Violence risk assessment in psychiatry is structured judgment integrating history, current symptoms, target specificity, and access to means. Pure prediction of violence is imprecise; the goal is identifying who is at meaningfully elevated acute risk and acting on that information appropriately.
History is the strongest predictor. Past violence — particularly recent violence, severity, and frequency — predicts future violence more reliably than any current presentation. The patient with prior assaults is at higher baseline risk than the patient with similar current symptoms but no history. Document the history specifically.
Current symptoms that elevate risk: active psychosis with persecutory delusions (especially involving identified persons), command hallucinations to harm specific people, acute mania, severe substance intoxication, antisocial features producing premeditation. The patient with paranoid delusions about a specific neighbor who is "planning to hurt me first" is in different territory than the patient with general paranoid ideation.

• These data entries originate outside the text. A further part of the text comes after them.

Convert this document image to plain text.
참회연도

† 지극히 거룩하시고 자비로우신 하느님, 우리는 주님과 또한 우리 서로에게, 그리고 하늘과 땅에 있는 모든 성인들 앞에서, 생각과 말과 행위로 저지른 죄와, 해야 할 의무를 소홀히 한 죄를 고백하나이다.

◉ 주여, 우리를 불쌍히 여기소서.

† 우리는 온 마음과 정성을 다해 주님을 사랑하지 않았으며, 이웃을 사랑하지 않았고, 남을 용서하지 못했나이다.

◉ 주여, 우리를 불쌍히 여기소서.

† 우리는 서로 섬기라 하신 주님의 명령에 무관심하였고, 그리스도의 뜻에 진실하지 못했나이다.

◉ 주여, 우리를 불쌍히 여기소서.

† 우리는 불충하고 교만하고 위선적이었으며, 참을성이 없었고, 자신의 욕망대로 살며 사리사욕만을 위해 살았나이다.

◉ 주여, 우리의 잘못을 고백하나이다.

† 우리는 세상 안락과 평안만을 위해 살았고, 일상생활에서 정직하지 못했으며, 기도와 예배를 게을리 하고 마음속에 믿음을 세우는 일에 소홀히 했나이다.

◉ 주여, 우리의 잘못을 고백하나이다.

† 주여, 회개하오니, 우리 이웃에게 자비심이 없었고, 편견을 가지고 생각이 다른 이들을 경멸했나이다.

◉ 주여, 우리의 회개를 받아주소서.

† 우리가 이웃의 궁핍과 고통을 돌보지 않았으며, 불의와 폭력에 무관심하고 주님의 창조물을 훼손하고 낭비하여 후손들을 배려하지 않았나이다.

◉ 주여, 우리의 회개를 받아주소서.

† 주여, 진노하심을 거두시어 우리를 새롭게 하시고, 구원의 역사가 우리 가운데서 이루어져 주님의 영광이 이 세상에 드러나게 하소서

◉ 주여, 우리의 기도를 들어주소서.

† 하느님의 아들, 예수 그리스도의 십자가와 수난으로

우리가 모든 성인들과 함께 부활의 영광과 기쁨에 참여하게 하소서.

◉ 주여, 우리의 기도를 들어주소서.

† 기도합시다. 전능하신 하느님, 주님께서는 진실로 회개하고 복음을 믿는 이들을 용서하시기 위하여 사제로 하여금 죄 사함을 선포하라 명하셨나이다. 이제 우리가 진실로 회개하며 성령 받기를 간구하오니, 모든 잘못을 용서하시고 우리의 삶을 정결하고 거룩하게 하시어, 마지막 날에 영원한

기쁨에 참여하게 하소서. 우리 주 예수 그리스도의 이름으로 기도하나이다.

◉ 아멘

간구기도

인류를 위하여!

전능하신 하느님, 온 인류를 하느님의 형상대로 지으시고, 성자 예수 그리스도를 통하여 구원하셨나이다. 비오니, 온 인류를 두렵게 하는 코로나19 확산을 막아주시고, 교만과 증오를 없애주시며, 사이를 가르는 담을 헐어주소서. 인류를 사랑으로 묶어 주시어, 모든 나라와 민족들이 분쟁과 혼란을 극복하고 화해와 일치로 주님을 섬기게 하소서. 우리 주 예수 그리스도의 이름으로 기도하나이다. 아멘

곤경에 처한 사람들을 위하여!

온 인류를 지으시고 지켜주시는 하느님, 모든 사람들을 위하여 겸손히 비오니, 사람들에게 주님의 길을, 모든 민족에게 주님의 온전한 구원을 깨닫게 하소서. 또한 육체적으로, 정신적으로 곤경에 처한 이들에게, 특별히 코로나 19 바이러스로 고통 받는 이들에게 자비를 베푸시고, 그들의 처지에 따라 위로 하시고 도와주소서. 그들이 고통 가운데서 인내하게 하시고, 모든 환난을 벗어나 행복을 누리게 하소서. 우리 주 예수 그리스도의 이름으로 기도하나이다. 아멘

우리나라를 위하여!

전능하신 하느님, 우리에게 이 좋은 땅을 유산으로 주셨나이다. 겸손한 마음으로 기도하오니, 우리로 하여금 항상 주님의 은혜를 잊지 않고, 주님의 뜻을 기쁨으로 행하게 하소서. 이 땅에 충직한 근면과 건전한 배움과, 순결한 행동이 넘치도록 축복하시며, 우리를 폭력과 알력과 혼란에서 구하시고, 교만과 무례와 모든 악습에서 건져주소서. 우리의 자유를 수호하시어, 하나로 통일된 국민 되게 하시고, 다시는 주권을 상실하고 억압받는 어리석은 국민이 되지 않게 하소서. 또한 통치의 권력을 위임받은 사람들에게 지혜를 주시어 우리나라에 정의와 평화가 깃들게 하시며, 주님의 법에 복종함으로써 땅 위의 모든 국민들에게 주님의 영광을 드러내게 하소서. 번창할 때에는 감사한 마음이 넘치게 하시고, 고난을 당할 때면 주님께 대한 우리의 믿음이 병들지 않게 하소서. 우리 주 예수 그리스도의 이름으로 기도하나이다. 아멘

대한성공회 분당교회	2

Target specificity matters substantially for both clinical risk and legal duty. The patient threatening violence against an identifiable person — with means access and credible intent — is in the highest-acute-risk territory and triggers Tarasoff duty (in jurisdictions where it applies). Generic anger statements without specific targets are different from named-target threats.
Tarasoff duty — the legal duty to warn or protect identifiable third parties from credible threats — varies by jurisdiction. Most states require either warning the target, hospitalizing the patient, or contacting law enforcement, or some combination. Consult your institutional policy and state law. When triggered, document the threat specifically, the basis for the duty assessment, and the action taken.
Intimate partner violence screening is part of violence risk assessment, both for the patient as victim and for the patient as potential perpetrator. Screen privately. Document specifically. Safety planning if active. IPV history elevates risk of future severe violence, including homicide of the partner.
Hospitalize, treat, document, consult. The patient with credible imminent threats may meet criteria for involuntary hospitalization in addition to or instead of Tarasoff actions. Treatment may rapidly reduce risk (acute psychosis often improves substantially with rapid pharmacologic intervention). Document carefully — these decisions are often reviewed. Consult colleagues and risk management when the risk picture is acute or unclear.